After standing alone and downing another can, Trev saw Tai and Dan huddled in talk. Beers in their grey hard hands, foreheads nodding at a steady pace to the cyber techno when Trev moved towards them, he heard Tai was grinning and saying ‘She snorted a line of coke off my hard …’ he stopped talking as Trev approached. Trev tried to be casual, although every step was an act measured for effect. ‘Hey Buds, what’s happening?’ It was the best he could come up with. A feeble gambit to gain a foothold into their company. ‘Just cracking the beans, mate’, Dan replied. Trev knew right away he was not wanted. Down a notch. More nodding, no talking, just the incessant techno and surly looks. A few more seconds then leave, he told himself. Trev knew the pattern all too well, the mantra was always present in his father’s voice.‘ Keep ya dignity little Trev’. It was a daily battle to keep above the surface. ‘Be ready little Trev’.

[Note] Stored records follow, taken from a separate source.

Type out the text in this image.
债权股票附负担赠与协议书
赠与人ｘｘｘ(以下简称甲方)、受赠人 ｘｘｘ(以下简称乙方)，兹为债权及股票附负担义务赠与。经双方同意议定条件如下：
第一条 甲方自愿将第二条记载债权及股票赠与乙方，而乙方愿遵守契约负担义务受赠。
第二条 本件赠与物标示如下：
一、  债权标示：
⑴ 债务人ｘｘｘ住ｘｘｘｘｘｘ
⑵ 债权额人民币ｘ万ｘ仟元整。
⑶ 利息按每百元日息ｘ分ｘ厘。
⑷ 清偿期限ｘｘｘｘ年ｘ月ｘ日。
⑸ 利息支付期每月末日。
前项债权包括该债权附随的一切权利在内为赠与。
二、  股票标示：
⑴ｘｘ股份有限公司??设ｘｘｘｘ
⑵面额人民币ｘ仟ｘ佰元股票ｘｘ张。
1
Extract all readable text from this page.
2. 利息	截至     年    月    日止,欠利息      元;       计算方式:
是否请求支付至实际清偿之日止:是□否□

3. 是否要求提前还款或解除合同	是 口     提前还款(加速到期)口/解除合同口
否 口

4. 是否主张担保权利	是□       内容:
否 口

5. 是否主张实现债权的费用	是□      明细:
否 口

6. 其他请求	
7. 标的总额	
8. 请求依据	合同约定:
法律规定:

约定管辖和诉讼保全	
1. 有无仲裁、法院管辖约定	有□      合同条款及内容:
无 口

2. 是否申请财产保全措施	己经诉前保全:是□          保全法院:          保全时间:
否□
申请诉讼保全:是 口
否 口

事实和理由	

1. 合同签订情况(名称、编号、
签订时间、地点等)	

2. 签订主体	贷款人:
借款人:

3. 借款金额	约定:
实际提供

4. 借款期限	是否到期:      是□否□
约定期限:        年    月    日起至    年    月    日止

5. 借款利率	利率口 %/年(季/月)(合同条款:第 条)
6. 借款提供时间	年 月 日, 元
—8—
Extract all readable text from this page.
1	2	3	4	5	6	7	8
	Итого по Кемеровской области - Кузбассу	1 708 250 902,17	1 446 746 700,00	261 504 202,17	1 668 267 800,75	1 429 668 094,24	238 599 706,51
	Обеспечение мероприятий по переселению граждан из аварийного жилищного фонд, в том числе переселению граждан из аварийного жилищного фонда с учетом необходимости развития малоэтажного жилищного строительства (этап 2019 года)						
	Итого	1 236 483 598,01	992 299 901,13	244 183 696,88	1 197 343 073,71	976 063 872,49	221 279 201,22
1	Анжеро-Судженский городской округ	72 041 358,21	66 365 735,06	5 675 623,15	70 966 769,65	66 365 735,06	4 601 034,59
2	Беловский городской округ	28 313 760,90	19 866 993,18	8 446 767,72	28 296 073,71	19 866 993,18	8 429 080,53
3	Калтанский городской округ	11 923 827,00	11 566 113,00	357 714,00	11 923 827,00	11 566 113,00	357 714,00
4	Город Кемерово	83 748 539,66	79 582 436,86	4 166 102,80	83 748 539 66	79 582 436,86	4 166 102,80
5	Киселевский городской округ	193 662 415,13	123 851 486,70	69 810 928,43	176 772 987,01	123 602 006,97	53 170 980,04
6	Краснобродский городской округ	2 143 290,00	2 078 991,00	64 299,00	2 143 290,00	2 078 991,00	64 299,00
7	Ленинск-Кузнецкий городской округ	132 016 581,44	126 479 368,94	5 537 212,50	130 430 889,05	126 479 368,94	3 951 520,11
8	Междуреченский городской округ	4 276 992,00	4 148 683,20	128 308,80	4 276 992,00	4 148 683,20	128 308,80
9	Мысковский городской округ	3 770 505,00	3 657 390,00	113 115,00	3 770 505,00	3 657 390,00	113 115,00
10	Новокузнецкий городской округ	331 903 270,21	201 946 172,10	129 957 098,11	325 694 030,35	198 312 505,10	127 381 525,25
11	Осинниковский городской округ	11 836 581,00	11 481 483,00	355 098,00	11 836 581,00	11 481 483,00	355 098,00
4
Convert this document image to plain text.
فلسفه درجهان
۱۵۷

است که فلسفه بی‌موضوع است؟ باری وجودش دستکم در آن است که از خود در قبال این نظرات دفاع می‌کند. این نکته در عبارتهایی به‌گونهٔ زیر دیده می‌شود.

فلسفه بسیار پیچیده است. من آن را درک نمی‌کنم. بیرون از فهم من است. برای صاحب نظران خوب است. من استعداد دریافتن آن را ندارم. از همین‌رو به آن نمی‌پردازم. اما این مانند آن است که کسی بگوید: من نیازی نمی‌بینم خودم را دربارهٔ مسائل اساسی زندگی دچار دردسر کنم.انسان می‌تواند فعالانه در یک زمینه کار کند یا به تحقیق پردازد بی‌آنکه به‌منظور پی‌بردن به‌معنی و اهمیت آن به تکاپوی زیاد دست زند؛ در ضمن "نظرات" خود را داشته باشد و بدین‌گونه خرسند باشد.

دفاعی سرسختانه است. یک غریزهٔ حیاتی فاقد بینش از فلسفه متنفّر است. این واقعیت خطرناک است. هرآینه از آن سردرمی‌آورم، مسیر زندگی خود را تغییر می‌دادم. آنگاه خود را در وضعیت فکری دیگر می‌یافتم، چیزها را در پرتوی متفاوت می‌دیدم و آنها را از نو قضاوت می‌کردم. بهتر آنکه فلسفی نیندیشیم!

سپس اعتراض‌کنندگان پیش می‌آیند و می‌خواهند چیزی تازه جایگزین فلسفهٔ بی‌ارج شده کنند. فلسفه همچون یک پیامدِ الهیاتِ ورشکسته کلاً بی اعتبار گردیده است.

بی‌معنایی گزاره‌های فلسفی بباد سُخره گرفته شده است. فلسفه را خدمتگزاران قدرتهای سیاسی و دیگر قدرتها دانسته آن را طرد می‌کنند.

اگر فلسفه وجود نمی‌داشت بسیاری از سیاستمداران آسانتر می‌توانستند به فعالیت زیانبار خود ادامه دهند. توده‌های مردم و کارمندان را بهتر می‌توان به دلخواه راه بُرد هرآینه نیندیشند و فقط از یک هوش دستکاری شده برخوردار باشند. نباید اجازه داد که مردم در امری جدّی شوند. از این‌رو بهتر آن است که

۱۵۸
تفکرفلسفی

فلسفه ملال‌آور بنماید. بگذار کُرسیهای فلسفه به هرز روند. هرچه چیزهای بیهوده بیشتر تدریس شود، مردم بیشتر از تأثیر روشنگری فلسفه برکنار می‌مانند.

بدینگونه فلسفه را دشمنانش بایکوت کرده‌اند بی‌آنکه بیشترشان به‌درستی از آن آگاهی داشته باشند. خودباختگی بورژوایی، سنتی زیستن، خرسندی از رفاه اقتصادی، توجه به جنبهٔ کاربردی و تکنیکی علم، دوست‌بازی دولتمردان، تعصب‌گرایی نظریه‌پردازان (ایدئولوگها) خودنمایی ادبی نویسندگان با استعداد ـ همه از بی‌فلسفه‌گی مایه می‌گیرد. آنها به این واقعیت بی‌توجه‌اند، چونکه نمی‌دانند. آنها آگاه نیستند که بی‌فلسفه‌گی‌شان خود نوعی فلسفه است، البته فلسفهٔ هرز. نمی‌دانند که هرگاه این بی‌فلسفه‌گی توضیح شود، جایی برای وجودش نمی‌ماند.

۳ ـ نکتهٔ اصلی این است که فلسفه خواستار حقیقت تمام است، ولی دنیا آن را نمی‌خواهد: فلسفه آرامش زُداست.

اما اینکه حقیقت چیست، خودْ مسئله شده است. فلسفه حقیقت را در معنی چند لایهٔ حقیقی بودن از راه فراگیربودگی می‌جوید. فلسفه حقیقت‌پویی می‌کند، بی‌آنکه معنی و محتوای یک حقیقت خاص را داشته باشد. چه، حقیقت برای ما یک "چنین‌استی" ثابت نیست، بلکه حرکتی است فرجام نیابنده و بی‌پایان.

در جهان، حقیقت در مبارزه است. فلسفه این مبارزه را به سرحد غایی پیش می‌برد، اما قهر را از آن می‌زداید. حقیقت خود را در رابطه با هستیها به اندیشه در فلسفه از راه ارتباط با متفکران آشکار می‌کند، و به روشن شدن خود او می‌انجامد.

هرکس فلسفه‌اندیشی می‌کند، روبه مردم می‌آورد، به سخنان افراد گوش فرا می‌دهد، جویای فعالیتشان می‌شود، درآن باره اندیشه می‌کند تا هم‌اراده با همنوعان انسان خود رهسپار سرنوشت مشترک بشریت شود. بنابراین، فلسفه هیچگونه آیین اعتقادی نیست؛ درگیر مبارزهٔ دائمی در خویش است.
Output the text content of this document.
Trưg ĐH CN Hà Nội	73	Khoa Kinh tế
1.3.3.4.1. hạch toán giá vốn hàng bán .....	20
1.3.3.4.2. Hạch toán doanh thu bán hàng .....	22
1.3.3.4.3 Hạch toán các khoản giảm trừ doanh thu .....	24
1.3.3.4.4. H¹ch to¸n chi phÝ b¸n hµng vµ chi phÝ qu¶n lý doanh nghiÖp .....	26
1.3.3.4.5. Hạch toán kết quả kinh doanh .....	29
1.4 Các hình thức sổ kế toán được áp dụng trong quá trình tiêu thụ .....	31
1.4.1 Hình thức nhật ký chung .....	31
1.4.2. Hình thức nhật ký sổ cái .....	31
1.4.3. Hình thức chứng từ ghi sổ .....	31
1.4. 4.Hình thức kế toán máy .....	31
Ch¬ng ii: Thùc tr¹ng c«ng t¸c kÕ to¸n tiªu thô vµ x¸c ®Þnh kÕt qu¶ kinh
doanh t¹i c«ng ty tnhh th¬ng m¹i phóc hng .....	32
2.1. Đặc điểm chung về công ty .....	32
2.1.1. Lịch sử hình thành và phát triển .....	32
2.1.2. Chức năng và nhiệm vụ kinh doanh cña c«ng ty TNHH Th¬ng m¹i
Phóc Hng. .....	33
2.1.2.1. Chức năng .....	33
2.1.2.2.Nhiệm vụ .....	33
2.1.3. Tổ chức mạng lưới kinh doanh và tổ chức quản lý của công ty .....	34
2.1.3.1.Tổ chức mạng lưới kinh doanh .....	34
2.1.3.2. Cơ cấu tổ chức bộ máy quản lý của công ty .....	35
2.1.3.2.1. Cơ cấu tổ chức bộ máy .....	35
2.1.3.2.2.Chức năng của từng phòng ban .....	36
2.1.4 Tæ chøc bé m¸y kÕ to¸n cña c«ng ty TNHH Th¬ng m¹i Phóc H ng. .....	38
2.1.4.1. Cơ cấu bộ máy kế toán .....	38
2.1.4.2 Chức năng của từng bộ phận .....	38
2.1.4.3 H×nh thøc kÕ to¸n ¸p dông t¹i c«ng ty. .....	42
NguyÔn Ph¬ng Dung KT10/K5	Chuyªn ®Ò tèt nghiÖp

Just as Trev started to make his withdrawal, he saw a white flat box Frisbeeing toward his chest then a shout, ‘Almost got him Joey!’ At the same moment Trev was distracted by another remark resonating from Tai‘s croaky voice, ‘Wouldn’t trust him with a pet penguin’, followed by Dan’s guttural laugh.
Trev started to turn back to face them, but his right foot stepped on something soft, then he slid on a greasy open pizza box. He felt disoriented, stumbling then fell head-first into the firepit. He heard a brash animated uproar mixed with laughter and felt the crackle of hot ash and red metal branding his cheek and nose. He wrongly supposed he could smell frying pork. That’s what he would later repeat over and over when retelling the event to his dad. His recall was welded into a five-word repetition expressed in the form of a monotone mantra. Cooked-pig-laugh-at-me.